循環ミサ曲(じゅんかん-きょく)とは、ミサ曲において一つの定旋律(Cantus firmus)でミサの各章を統一する形態である。定旋律ミサ曲とも呼ばれる。

定旋律を使用してミサ曲全体を統一しよう、という傾向はイギリスで盛んであった。リオネル・パワーの作曲による「Missa Alma Redemptoris」は知られている最古の循環ミサであり、グレゴリオ聖歌の旋律がそのままテノールのパートで流される。同様な試みはブルゴーニュ楽派の先駆けであるチコーニアなども行ったが、特に、ルネサンス音楽の先駆者であるデュファイのミサ曲が重要である。循環ミサ曲は、フランドル楽派であるジョスカン・デ・プレなどにより完全な形にまで発展した。ジョスカンは、これまでのイソリズムの様式で、特定の声部に定旋律を置いてそれに対旋律を付けるという方法から、通模倣様式という様式を確立した。通模倣様式では、定旋律を全声部で模倣する。

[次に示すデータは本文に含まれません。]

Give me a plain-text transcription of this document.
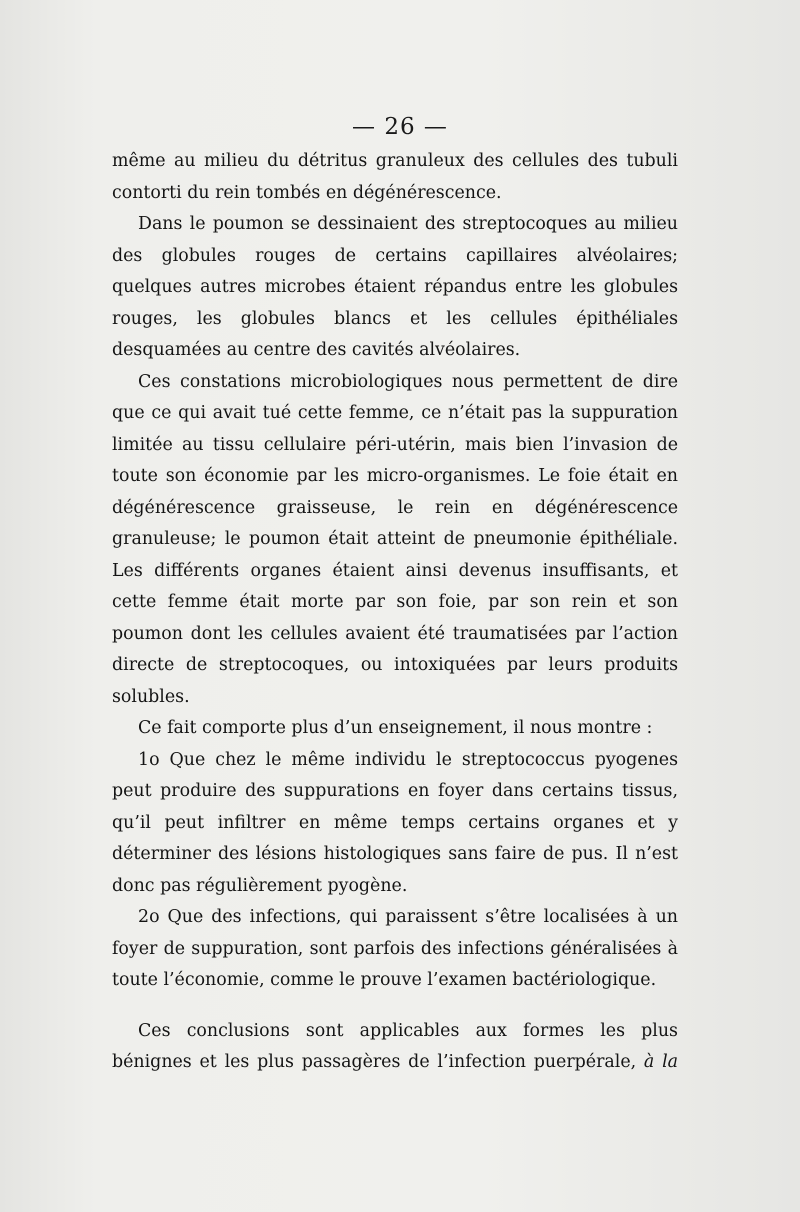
— 26 —

même au milieu du détritus granuleux des cellules des tubuli contorti du rein tombés en dégénérescence.

Dans le poumon se dessinaient des streptocoques au milieu des globules rouges de certains capillaires alvéolaires; quelques autres microbes étaient répandus entre les globules rouges, les globules blancs et les cellules épithéliales desquamées au centre des cavités alvéolaires.

Ces constations microbiologiques nous permettent de dire que ce qui avait tué cette femme, ce n’était pas la suppuration limitée au tissu cellulaire péri-utérin, mais bien l’invasion de toute son économie par les micro-organismes. Le foie était en dégénérescence graisseuse, le rein en dégénérescence granuleuse; le poumon était atteint de pneumonie épithéliale. Les différents organes étaient ainsi devenus insuffisants, et cette femme était morte par son foie, par son rein et son poumon dont les cellules avaient été traumatisées par l’action directe de streptocoques, ou intoxiquées par leurs produits solubles.

Ce fait comporte plus d’un enseignement, il nous montre :

1o Que chez le même individu le streptococcus pyogenes peut produire des suppurations en foyer dans certains tissus, qu’il peut infiltrer en même temps certains organes et y déterminer des lésions histologiques sans faire de pus. Il n’est donc pas régulièrement pyogène.

2o Que des infections, qui paraissent s’être localisées à un foyer de suppuration, sont parfois des infections généralisées à toute l’économie, comme le prouve l’examen bactériologique.

Ces conclusions sont applicables aux formes les plus bénignes et les plus passagères de l’infection puerpérale, à la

循環ミサ曲の出現が音楽史上において重要なのは、ミサ曲という複数の楽章を持つ一つの音楽作品において、定旋律で全体を統一したことである。つまり、このような形態は、バロック音楽や古典派以降のソナタ形式や交響曲、更にはワーグナーの楽劇(ライトモティーフ)などにも見られ、西洋音楽に普遍的なものとなった。